La escritora Violeta Monreal acerca su trabajo a los alumnos del colegio Santa Clara de Cuéllar

La escritora Violeta Monreal acerca su trabajo a los alumnos del colegio Santa Clara de Cuéllar

«Los niños primero se tienen que construir y después ya ser lectores»

MÓNICA RICO Segovia

El Centro de Educación Infantil y Primaria Santa Clara, de Cuéllar, trabaja este año como hilo conductor del curso ‘las emociones’, en torno a las cuales gira buena parte de su programación habitual. También es importante dentro del plan de fomento de la lectura del colegio, ante lo cual surgió la idea de invitar a una escritora o ilustradora que de alguna manera reflejara las emociones en sus libros.

Así surgió la idea de invitar a una ilustradora reconocida internacionalmente como es Violeta Monreal, a la que el director del centro, Agustín Gallego, había conocido en un Encuentro Iberoamericano de Educación al que asistió. «Vimos que trabajaba mucho el tema de las emociones a través de las ilustraciones y algunos cuentos que había escrito, y decimos contactar con ella». Así, antes de Navidad se valoraron los libros que ha ilustrado y escrito, y los alumnos del centro, con la colaboración de la editorial Anaya y las familias, adquirieron algunos, que se han estado trabajando en el centro durante todo el mes de enero, así se consigue «un trabajo previo a nivel de aula, dentro del plan de fomento de la lectura, y también en la biblioteca», afirmó Gallego.

Cómo Violeta Monreal sólo disponía de una jornada para acudir al colegio, la actividad se diseñó para alumnos desde tercer curso de infantil hasta cuarto de primaria, quienes disfrutaron ayer de las lecciones de la autora e ilustradora, que también recibió distintos regalos por parte de los alumnos. Así, los de tercero elaboraron un cuento musical con algunos de sus personajes, mientras que los de cuarto elaboraron marcapáginas, algunos de los cuales le regalaron. Además, parte del colegio se encontraba decorado con trabajos relacionados con los cuentos de la autora. Así, durante toda la mañana de ayer, por cursos, los alumnos disfrutaron del arte en directo de Violeta Monreal, de sus historias y de su particular forma de ilustración, a través de papel rasgado. Se trata de una técnica consistente en crear dibujos con pedazos de papel. Según afirma la autora, el papel rasgado «se aleja del concepto de la perfección y admite la intervención del azar que, debido a la técnica, es lo que realza el resultado plástico final». De este modo, los niños cuando utilizan estas técnicas obtienen resultados muy vistosos y satisfactorios, ofreciendo una alternativa al modo tradicional de trabajo consistente en pintar y borrar. Muchos de los alumnos del colegio Santa Clara lo han probado en su trabajo previo a la visita de la ilustradora.

Transmitir

Pero además, la intención de Monreal era la de transmitir a los pequeños sentimientos y emociones. «Yo lo que intento cuando voy a un colegio es que los críos se queden con la sensación de que todos estamos relacionados, que todos dependemos unos de otros, pero que nuestro trabajo depende sobre todo del esfuerzo que hagamos nosotros y que no podemos pedir a las personas que cuiden las cosas, cuando, a lo mejor, nosotros no cuidamos nuestras cosas». Así, mientras rasga y pega papeles, Monreal habla de construirse, cómo cada persona se va construyendo según va creciendo y cómo va fabricando su personalidad, y «cómo tenemos que darnos cuenta de que somos como somos, y si lo sabemos, podemos mejorar». Todo ello de una forma muy dibujada, ilustrada y novedosa.

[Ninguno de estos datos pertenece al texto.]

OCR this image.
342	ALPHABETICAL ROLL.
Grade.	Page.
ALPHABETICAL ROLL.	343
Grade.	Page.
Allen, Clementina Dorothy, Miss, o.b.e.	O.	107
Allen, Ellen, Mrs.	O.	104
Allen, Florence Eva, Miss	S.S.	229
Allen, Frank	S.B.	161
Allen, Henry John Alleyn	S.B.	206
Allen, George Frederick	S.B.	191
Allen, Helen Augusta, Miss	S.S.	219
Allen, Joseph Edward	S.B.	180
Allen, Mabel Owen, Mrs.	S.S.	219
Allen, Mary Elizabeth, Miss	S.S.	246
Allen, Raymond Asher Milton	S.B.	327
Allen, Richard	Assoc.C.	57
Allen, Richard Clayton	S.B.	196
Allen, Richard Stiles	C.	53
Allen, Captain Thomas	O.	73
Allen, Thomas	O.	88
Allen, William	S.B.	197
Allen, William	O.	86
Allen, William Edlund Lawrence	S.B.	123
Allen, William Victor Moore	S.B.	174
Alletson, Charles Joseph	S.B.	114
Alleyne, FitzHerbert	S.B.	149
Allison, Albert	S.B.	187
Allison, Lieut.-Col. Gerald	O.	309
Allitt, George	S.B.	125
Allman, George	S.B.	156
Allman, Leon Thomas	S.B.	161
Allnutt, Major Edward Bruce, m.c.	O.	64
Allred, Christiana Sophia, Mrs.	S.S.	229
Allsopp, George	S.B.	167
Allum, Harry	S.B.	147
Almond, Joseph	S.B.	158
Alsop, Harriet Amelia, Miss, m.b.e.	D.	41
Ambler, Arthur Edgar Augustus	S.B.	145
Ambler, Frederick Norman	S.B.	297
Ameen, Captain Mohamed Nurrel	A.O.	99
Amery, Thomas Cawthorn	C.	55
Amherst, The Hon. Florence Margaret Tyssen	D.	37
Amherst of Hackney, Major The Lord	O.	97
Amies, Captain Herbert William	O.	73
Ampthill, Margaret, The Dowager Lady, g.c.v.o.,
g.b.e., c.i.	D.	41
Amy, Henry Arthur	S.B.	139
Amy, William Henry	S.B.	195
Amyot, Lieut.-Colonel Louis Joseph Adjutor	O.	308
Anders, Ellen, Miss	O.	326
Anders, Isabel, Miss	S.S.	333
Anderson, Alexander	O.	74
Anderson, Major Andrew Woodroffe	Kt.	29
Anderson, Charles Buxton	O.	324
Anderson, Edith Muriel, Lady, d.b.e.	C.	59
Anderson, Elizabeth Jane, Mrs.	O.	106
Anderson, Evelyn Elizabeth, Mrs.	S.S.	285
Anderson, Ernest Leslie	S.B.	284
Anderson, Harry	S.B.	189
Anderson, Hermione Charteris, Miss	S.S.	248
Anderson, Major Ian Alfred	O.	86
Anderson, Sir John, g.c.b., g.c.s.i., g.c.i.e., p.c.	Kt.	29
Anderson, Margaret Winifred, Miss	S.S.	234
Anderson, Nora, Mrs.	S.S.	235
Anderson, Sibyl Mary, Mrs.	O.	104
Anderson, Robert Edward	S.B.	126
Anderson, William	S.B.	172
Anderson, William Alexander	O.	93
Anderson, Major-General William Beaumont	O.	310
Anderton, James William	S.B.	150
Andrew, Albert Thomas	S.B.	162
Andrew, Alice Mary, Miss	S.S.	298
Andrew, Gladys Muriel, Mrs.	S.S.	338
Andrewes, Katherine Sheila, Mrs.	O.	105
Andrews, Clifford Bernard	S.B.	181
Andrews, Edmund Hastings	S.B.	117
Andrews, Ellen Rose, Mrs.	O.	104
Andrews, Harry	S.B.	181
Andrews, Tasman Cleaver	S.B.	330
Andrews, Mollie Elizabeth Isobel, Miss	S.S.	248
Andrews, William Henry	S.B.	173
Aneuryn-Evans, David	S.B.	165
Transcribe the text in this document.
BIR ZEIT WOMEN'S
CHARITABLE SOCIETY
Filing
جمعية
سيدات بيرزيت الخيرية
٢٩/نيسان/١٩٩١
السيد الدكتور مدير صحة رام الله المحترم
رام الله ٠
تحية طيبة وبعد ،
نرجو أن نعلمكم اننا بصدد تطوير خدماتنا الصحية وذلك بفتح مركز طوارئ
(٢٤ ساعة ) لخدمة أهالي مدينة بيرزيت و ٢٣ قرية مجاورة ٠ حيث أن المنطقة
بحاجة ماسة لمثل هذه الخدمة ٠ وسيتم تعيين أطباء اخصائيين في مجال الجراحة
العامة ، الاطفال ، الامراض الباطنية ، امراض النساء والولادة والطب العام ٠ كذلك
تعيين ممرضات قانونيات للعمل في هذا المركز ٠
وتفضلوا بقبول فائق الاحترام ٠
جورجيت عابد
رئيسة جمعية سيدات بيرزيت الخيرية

Monreal llegó al mundo de la ilustración tras estudiar bellas artes, pero es una amante de la educación, así muchas de sus colecciones de libros «son libros que ayudan a construirse a los niños». Respecto a la importancia de la lectura señaló tener la sensación «de que queremos hacer lectores demasiado pronto. Los niños primero tienen que construir, y después ya son lectores. Que la lectura nunca sea una tortura china o una montaña cuesta arriba, sino que, cuando ya están preparados para leer, todo vaya como la seda». Según destacó, sus libros son en parte preparatorios para la lectura, para ayudar a los niños a conocerse bien para estar preparados para el mundo adulto. Además, también ofrecen herramientas para que los profesores las puedan utilizar en el aula.